Richtig gut ist Megos im Leadklettern, denn am liebsten klettert er draußen am Fels. Dort ist der Deutsche einer der Besten der Welt. Relativ schlecht, wie er es ausdrückt, ist er im Speedklettern. Die Disziplin ist für Megos neu und setzt sich deutlich von den anderen beiden ab. Bouldern und Lead vereint, dass die Athleten eine unbekannte Route innerhalb eines Zeitlimits auch taktisch geschickt angehen müssen, um möglichst hoch zu klettern. Beim Speed geht es allein um die Geschwindigkeit.

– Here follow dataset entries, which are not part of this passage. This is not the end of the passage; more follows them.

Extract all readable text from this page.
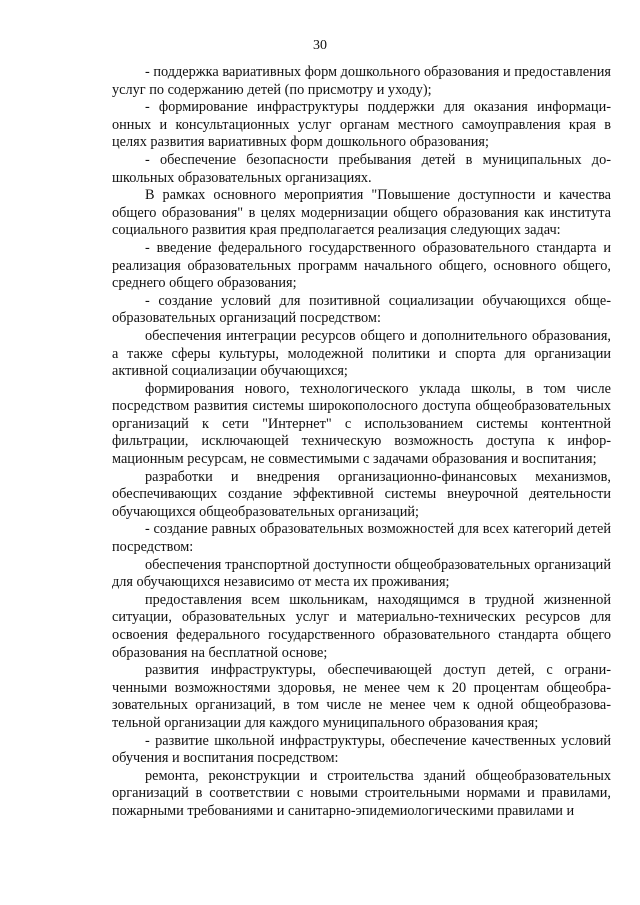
30

- поддержка вариативных форм дошкольного образования и предоставления услуг по содержанию детей (по присмотру и уходу);

- формирование инфраструктуры поддержки для оказания информационных и консультационных услуг органам местного самоуправления края в целях развития вариативных форм дошкольного образования;

- обеспечение безопасности пребывания детей в муниципальных дошкольных образовательных организациях.

В рамках основного мероприятия "Повышение доступности и качества общего образования" в целях модернизации общего образования как института социального развития края предполагается реализация следующих задач:

- введение федерального государственного образовательного стандарта и реализация образовательных программ начального общего, основного общего, среднего общего образования;

- создание условий для позитивной социализации обучающихся общеобразовательных организаций посредством:

обеспечения интеграции ресурсов общего и дополнительного образования, а также сферы культуры, молодежной политики и спорта для организации активной социализации обучающихся;

формирования нового, технологического уклада школы, в том числе посредством развития системы широкополосного доступа общеобразовательных организаций к сети "Интернет" с использованием системы контентной фильтрации, исключающей техническую возможность доступа к информационным ресурсам, не совместимыми с задачами образования и воспитания;

разработки и внедрения организационно-финансовых механизмов, обеспечивающих создание эффективной системы внеурочной деятельности обучающихся общеобразовательных организаций;

- создание равных образовательных возможностей для всех категорий детей посредством:

обеспечения транспортной доступности общеобразовательных организаций для обучающихся независимо от места их проживания;

предоставления всем школьникам, находящимся в трудной жизненной ситуации, образовательных услуг и материально-технических ресурсов для освоения федерального государственного образовательного стандарта общего образования на бесплатной основе;

развития инфраструктуры, обеспечивающей доступ детей, с ограниченными возможностями здоровья, не менее чем к 20 процентам общеобразовательных организаций, в том числе не менее чем к одной общеобразовательной организации для каждого муниципального образования края;

- развитие школьной инфраструктуры, обеспечение качественных условий обучения и воспитания посредством:

ремонта, реконструкции и строительства зданий общеобразовательных организаций в соответствии с новыми строительными нормами и правилами, пожарными требованиями и санитарно-эпидемиологическими правилами и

Und weil das für Megos so ungewohnt ist, muss er gerade in dieser Disziplin aufholen. Aber die nächste Speedkletterhalle liegt für ihn fast zwei Stunden entfernt, in München. So bereitet sich der 26-Jährige vor allem in einer Boulderhalle in Nürnberg vor - mit spezifischen Kraftübungen. In der oberen Etage der Halle hat sich Megos zwei individuelle Kletterwände aufgebaut. Wettkampfspezifisch sind die nicht. Denn Wettkampf-Bouldern findet vor allem an großen Volumen statt, an denen man sich nur schwer festhalten kann. Dann geht es vor allem um Balance. Und so ist auch das Klettern an der Wand in Nürnberg vor allem auf Kraft ausgerichtet. Aber eben mit Boulder-Elementen.
Alexander Megos, Olympia-Teilnehmer und Kletterprofi: "Ich denke mir quasi an dieser Wand einen Boulder aus. Ich denke mir dann: Ich möchte gerne von dem Griff zu dem Griff zu dem Griff - und dann versuche ich, das zu klettern. Und das dauert manchmal fünf Minuten, bis ich es schaffe. Manchmal dauert es fünf Stunden, bis ich es schaffe.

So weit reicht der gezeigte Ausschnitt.